Definition at line 282 of file authcert.c.
Referenced by getinfo_helper_downloads_cert().
download_status_t* id_only_download_status_for_authority_id | ( | const char * | digest | ) |
Given an authority ID digest, return a pointer to the default download status, or NULL if there is no such entry in trusted_dir_certs
Definition at line 227 of file authcert.c.
Referenced by getinfo_helper_downloads_cert().
smartlist_t* list_authority_ids_with_downloads | ( | void | ) |
Return a list of authority ID digests with potentially enumerable lists of download_status_t objects; used by controller GETINFO queries.
Definition at line 196 of file authcert.c.
Referenced by getinfo_helper_downloads_cert().
smartlist_t* list_sk_digests_for_authority_id | ( | const char * | digest | ) |
Given an authority ID digest, return a smartlist of signing key digests for which download_status_t is potentially queryable, or NULL if no such authority ID digest is known.
Definition at line 247 of file authcert.c.
Referenced by getinfo_helper_downloads_cert().
void trusted_dirs_flush_certs_to_disk | ( | void | ) |
Save all v3 key certificates to the cached-certs file.
Definition at line 499 of file authcert.c.
int trusted_dirs_load_certs_from_string | ( | const char * | contents, |
int | source, | ||
int | flush, | ||
const char * | source_dir | ||
) |
Load a bunch of new key certificates from the string contents. If source is TRUSTED_DIRS_CERTS_SRC_FROM_STORE, the certificates are from the cache, and we don't need to flush them to disk.

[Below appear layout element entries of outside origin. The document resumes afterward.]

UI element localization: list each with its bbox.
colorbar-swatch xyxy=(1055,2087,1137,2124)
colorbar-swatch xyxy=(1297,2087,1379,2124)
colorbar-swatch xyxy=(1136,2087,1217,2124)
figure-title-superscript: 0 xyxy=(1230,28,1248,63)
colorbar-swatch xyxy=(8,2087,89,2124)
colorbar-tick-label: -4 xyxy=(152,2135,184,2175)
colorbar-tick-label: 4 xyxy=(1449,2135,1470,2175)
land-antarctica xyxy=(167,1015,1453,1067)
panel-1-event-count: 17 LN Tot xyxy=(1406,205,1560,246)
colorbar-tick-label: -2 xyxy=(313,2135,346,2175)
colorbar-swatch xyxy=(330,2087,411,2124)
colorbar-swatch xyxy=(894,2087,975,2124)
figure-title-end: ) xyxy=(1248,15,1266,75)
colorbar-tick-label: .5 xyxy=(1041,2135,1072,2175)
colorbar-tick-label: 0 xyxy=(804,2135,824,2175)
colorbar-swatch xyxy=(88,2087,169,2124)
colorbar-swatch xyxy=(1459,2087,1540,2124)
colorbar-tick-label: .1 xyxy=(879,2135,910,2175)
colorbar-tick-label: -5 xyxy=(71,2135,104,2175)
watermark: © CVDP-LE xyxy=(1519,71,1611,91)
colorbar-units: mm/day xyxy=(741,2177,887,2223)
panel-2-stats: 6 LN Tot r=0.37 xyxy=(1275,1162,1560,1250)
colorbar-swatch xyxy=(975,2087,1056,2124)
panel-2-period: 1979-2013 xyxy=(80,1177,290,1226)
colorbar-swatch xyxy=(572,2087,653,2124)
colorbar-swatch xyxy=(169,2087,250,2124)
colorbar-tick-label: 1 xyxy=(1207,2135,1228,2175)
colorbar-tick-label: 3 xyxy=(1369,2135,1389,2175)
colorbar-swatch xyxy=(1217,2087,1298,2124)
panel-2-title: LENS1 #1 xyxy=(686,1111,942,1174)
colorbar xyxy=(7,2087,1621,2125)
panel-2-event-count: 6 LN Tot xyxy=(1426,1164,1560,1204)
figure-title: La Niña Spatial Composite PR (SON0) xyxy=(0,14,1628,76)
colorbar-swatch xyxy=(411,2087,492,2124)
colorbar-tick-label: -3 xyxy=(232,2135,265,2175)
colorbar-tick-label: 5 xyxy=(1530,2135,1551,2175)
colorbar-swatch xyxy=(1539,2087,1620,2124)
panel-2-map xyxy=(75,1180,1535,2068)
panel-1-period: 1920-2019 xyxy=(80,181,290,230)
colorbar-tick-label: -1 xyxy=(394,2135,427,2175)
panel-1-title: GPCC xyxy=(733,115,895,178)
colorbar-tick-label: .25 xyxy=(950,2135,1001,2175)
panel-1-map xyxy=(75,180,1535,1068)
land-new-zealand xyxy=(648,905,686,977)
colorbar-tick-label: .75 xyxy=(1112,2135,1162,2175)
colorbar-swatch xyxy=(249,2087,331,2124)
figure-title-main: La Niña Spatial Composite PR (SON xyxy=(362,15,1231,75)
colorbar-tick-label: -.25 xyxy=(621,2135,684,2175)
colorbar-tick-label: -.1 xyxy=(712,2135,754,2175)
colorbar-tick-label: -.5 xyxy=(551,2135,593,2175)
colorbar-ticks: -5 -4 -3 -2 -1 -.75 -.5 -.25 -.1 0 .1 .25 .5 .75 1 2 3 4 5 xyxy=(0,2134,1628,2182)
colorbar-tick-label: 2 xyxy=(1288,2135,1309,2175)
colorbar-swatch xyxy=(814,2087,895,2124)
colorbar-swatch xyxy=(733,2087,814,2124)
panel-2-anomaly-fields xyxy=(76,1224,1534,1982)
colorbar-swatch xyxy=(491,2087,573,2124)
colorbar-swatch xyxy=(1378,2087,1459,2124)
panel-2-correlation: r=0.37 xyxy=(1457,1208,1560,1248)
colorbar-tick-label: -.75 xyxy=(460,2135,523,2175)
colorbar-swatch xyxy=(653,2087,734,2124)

If we are a dirauth loading our own cert, source is TRUSTED_DIRS_CERTS_SRC_SELF. Otherwise, source is download type: TRUSTED_DIRS_CERTS_SRC_DL_BY_ID_DIGEST or TRUSTED_DIRS_CERTS_SRC_DL_BY_ID_SK_DIGEST. If flush is true, we need to flush any changed certificates to disk now. Return 0 on success, -1 if any certs fail to parse.
If source_dir is non-NULL, it's the identity digest for a directory that we've just successfully retrieved certificates from, so try it first to fetch any missing certificates.
Definition at line 373 of file authcert.c.
int trusted_dirs_reload_certs | ( | void | ) |
Reload the cached v3 key certificates from the cached-certs file in the data directory. Return 0 on success, -1 on failure.
Definition at line 324 of file authcert.c.
void trusted_dirs_remove_old_certs | ( | void | ) |
Remove all expired v3 authority certificates that have been superseded for more than 48 hours or, if not expired, that were published more than 7 days before being superseded. (If the most recent cert was published more than 48 hours ago, then we aren't going to get any consensuses signed with older keys.)
Definition at line 548 of file authcert.c.
Referenced by routerlist_remove_old_routers().